My great grandparents in 1900: James Lawrence McDaniel and Midia Belle Meeks

 This is the third installment of my series of posts on my great grandparents. In this one we're looking at James Lawrence McDaniel (1873-1944) and Midia Belle Meeks (1876-1947) of Spencer County, Indiana.

In the 1900 census James and Midia (spelled Mida in this census) are renting a farm in Huff Township, Spencer County, Indiana. Their first daughter, Cora, is 3 years old. James and Midia have been 3 years married at this point. By 1910 they are back in Hammond, Indiana, where James' parents live, and they are again renting a farm.
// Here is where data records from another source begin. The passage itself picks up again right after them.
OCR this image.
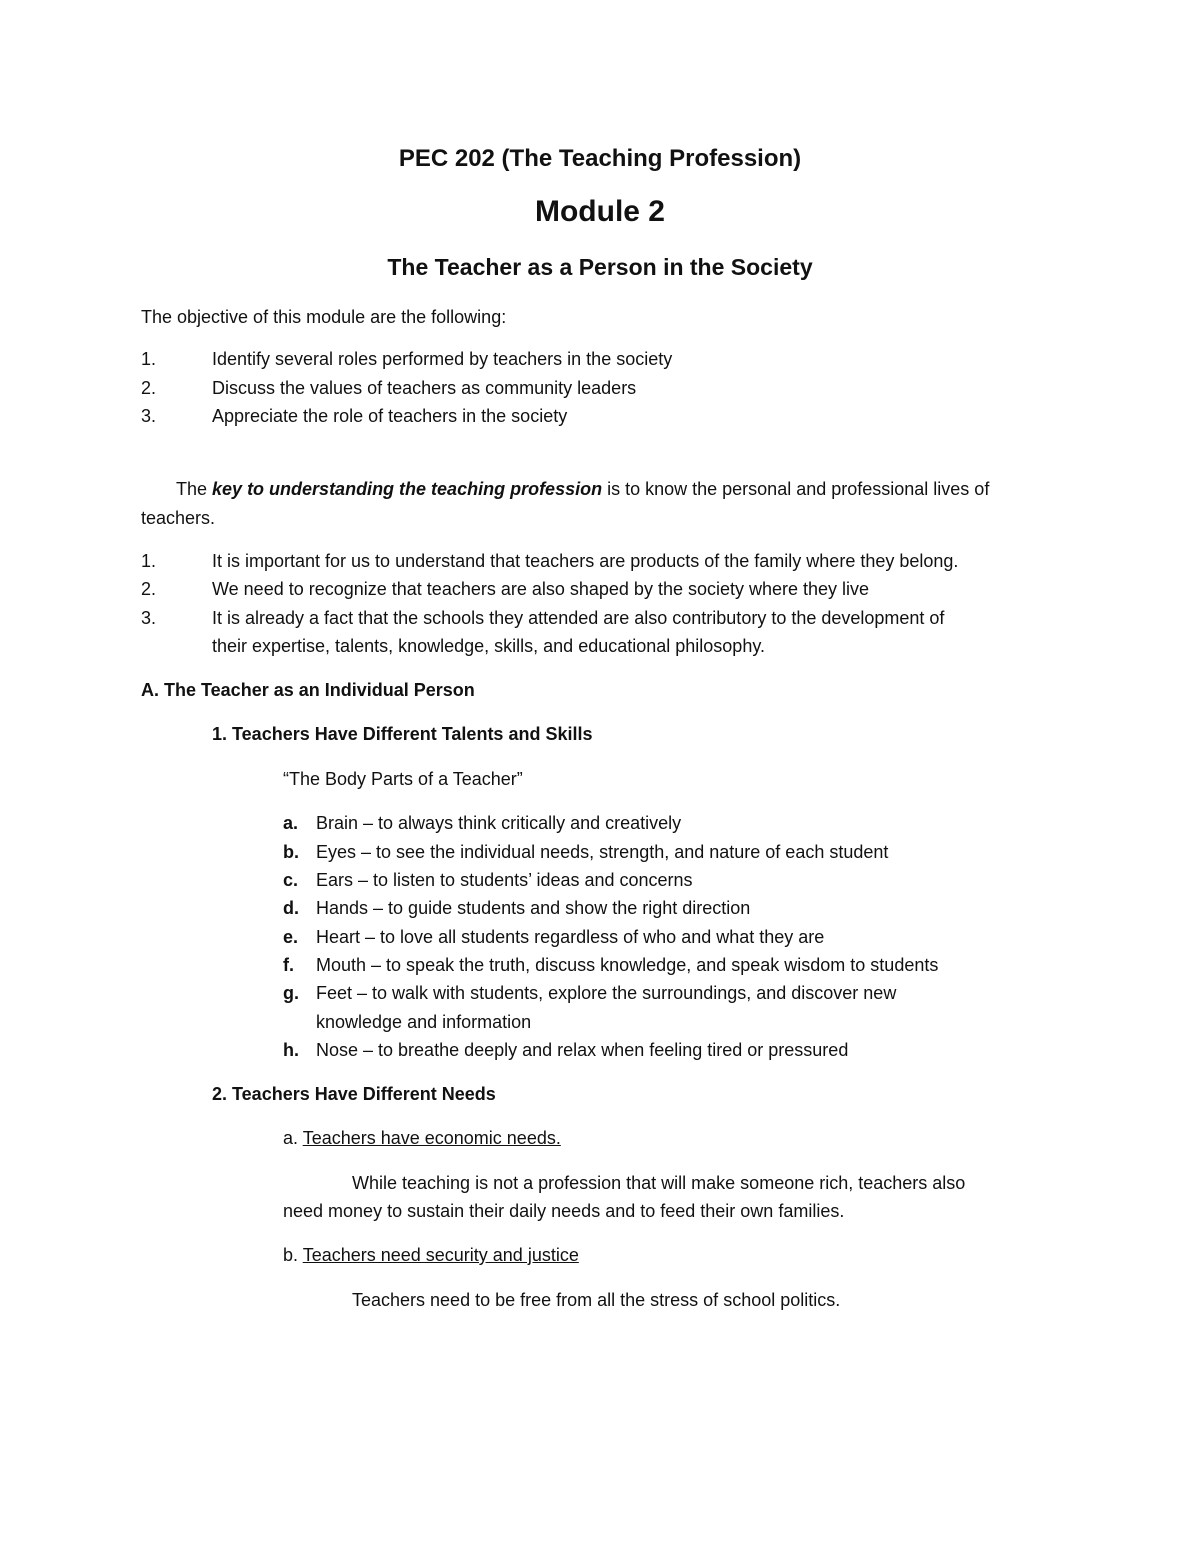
PEC 202 (The Teaching Profession)
Module 2
The Teacher as a Person in the Society
The objective of this module are the following:
1.	Identify several roles performed by teachers in the society
2.	Discuss the values of teachers as community leaders
3.	Appreciate the role of teachers in the society
The key to understanding the teaching profession is to know the personal and professional lives of
teachers.
1.	It is important for us to understand that teachers are products of the family where they belong.
2.	We need to recognize that teachers are also shaped by the society where they live
3.	It is already a fact that the schools they attended are also contributory to the development of
their expertise, talents, knowledge, skills, and educational philosophy.
A. The Teacher as an Individual Person
1. Teachers Have Different Talents and Skills
“The Body Parts of a Teacher”
a. Brain – to always think critically and creatively
b. Eyes – to see the individual needs, strength, and nature of each student
c. Ears – to listen to students’ ideas and concerns
d. Hands – to guide students and show the right direction
e. Heart – to love all students regardless of who and what they are
f. Mouth – to speak the truth, discuss knowledge, and speak wisdom to students
g. Feet – to walk with students, explore the surroundings, and discover new
knowledge and information
h. Nose – to breathe deeply and relax when feeling tired or pressured
2. Teachers Have Different Needs
a. Teachers have economic needs.
While teaching is not a profession that will make someone rich, teachers also
need money to sustain their daily needs and to feed their own families.
b. Teachers need security and justice
Teachers need to be free from all the stress of school politics.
In the 1920 census they are in Vanderburgh, Indiana, and James is a laborer in a flour mill. And somewhere between then and the next census they move to Columbus, in Bartholomew County, where daughter Emma Grace, my grandmother, will meet and marry James Franklin Spencer. The 1930 census-taker put down James as a farm laborer who did not, by the way, own a radio!
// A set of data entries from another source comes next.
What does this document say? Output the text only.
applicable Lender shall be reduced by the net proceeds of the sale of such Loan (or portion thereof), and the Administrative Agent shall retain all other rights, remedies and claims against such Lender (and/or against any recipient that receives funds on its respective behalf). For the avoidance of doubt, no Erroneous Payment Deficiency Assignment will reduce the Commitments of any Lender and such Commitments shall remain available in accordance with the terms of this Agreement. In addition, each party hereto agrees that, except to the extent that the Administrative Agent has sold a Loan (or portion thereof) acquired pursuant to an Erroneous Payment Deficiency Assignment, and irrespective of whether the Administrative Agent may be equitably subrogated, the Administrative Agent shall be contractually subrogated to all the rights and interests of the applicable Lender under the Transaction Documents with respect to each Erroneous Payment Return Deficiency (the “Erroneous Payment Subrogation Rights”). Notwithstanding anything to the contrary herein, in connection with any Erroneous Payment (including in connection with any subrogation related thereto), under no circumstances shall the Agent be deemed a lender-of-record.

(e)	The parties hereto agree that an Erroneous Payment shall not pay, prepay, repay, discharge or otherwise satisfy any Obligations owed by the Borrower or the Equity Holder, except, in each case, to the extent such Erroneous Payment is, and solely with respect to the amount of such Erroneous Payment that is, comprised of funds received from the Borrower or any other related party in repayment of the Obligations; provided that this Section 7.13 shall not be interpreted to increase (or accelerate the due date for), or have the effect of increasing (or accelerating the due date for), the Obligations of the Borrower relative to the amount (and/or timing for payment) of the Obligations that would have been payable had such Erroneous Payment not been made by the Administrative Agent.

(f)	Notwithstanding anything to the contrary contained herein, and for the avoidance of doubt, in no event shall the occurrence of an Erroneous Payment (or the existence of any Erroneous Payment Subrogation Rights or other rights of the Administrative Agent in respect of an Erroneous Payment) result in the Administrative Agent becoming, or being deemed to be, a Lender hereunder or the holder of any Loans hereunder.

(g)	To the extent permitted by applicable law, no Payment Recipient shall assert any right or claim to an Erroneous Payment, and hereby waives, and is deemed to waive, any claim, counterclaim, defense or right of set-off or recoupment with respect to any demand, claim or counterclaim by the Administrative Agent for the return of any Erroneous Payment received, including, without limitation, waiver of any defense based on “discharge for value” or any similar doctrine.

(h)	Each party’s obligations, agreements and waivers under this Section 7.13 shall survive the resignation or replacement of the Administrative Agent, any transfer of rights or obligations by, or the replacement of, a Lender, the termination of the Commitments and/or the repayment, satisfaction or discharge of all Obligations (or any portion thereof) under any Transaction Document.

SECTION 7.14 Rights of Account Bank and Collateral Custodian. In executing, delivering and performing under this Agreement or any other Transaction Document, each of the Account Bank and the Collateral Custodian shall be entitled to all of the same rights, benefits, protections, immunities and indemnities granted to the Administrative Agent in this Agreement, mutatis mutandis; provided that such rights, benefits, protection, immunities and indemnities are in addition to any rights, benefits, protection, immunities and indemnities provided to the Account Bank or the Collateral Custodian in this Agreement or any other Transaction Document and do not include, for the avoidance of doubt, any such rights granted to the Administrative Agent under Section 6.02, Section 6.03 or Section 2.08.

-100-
James was the son of Joseph McDaniel and Margaret Price. In the 1900 census these two are living in Hammond Township,  Spencer County, Indiana. Also in Hammond Township we find Midia's parents, David and Emaline Meeks. 

Most of my ancestors either came from New Jersey and Pennsylvania, moving westward with stops in Ohio, then to Indiana (these would be my mother's side of the family), or they came northward from Kentucky to Indiana (my father's side). In the case of the McDaniel and the Meeks clans, these were Kentuckians before they were Hoosiers. The McDaniel clan started this long multi-generation migration in Maryland and Delaware. Before that, they were MacDonnells in northern Ireland. James' grandfather, John Wesley, died at Natchez, Mississippi, in 1863, fighting with an Indiana regiment. He is buried in the Natchez National Cemetery.

As for the Meeks clan, they came from Virginia (having immigrated from Cumbria) and eventually moved on to Kentucky via North Carolina. Several of Midia's near relatives became Latter Day Saints and lived in Nauvoo in the 1840s before setting off as part of the great Mormon migration. One of her ancestors, Athe Meeks, was killed by Indians in 1812, and another, also named Athe Meeks, lived in the same small village in Spencer County where Abraham Lincoln spent his boyhood. The same 1820 census that lists Abraham's father, Thomas, also lists Athe Meeks and his wife's father, William Vest (the 1820 census only listed male heads of households). Did my ancestor Athe Meeks know young Abe personally?

James Lawrence McDaniel died in 1944 in Columbus, Indiana, and is buried in the Garland Brook Cemetery there. Midia Belle's death followed three years later in a Columbus nursing home. They raised 10 children together: Cora Mae, William Radis, Lewis Roosevelt, James Carl, Emma Grace, John, Hatcel Herbert, Flo, Beatrice, and Ralph Joseph. My grandmother, Emma Grace, is in the back row in this picture, and Mida Belle is front left.